Non è un romanzo-trama, è un romanzo-esperienza, nel senso che l’intenzione dell’autore è quella di portarti in quei luoghi, in quegli ambienti, e mostrarti come gira. Ci sono figli che apprendono solo dalla tv in quale parte del mondo siano i genitori, genitori che regalano Porsche e Mercedes senza sapere nulla dei figli. Insomma, ci siamo capiti.

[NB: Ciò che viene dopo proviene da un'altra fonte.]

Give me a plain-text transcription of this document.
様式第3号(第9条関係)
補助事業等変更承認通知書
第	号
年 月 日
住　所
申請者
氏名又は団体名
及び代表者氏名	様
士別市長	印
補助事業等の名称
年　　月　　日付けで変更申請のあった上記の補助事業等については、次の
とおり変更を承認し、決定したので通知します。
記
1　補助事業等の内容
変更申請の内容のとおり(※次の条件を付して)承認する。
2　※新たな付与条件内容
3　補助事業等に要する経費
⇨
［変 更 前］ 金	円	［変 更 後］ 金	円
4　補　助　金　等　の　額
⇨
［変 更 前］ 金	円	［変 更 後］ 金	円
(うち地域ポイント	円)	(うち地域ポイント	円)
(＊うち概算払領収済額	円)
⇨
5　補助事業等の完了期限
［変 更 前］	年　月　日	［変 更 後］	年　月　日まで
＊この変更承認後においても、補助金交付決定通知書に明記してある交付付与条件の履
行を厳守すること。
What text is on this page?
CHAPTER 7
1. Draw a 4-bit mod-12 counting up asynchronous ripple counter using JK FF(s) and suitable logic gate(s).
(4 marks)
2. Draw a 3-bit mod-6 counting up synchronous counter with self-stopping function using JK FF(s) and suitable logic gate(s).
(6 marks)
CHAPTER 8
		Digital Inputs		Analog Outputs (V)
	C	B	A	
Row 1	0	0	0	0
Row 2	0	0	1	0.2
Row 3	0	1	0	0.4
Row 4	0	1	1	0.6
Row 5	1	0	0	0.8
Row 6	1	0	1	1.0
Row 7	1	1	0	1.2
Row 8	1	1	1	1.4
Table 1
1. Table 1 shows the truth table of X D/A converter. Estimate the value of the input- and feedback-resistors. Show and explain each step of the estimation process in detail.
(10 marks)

Ellis è indubbiamente bravo in quello che fa, descrive senza mai far trasparire un’opinione. Il suo è un documentario su una generazione totalmente perduta che può prendere quello che vuole, senza però sapere cosa vuole e senza mai essere soddisfatta di nulla. Un generazione che ha preso però il peggio da quella precedente, che almeno aveva il successo (e forse qualche ambizione), e che si muove sul sottofondo di MTV e delle riviste patinate. La società dell’apparenza, quella degli anni ’80 in certi ceti sociali americani, che noi non conosciamo (diciamoci la verità).
Anche la nostra oggi è una società dell’apparenza, ma lo è in modo distante, diverso, da quella che descrive l’autore. E poi si sa che noi arriviamo sempre dopo…

[Ah, da questo libro è stato tratto anche un film, Al di là di tutti i limiti (1987), con Robert Downey Jr. e James Spader, che non ho ancora visto. Provvederò, anche perché sono due attori che adoro.]

Che dire, il romanzo mi è piaciuto e Ellis ha sicuramente uno stile inconfondibile, tuttavia la distanza da quel tipo di società, rispetto alla nostra, lo rende difficilmente empatizzabile (concedimi il termine). Ho preferito, appunto, Lunar Park.
Non fraintendiamoci però, continuerò a leggere Ellis e, anzi, nei miei programmi c’è quello di terminare tutta la sua opera (sono 7 libri per ora, quindi non una grande impresa). Infatti ho già acquistato anche Le regole dell’attrazione, quindi sei avvisato.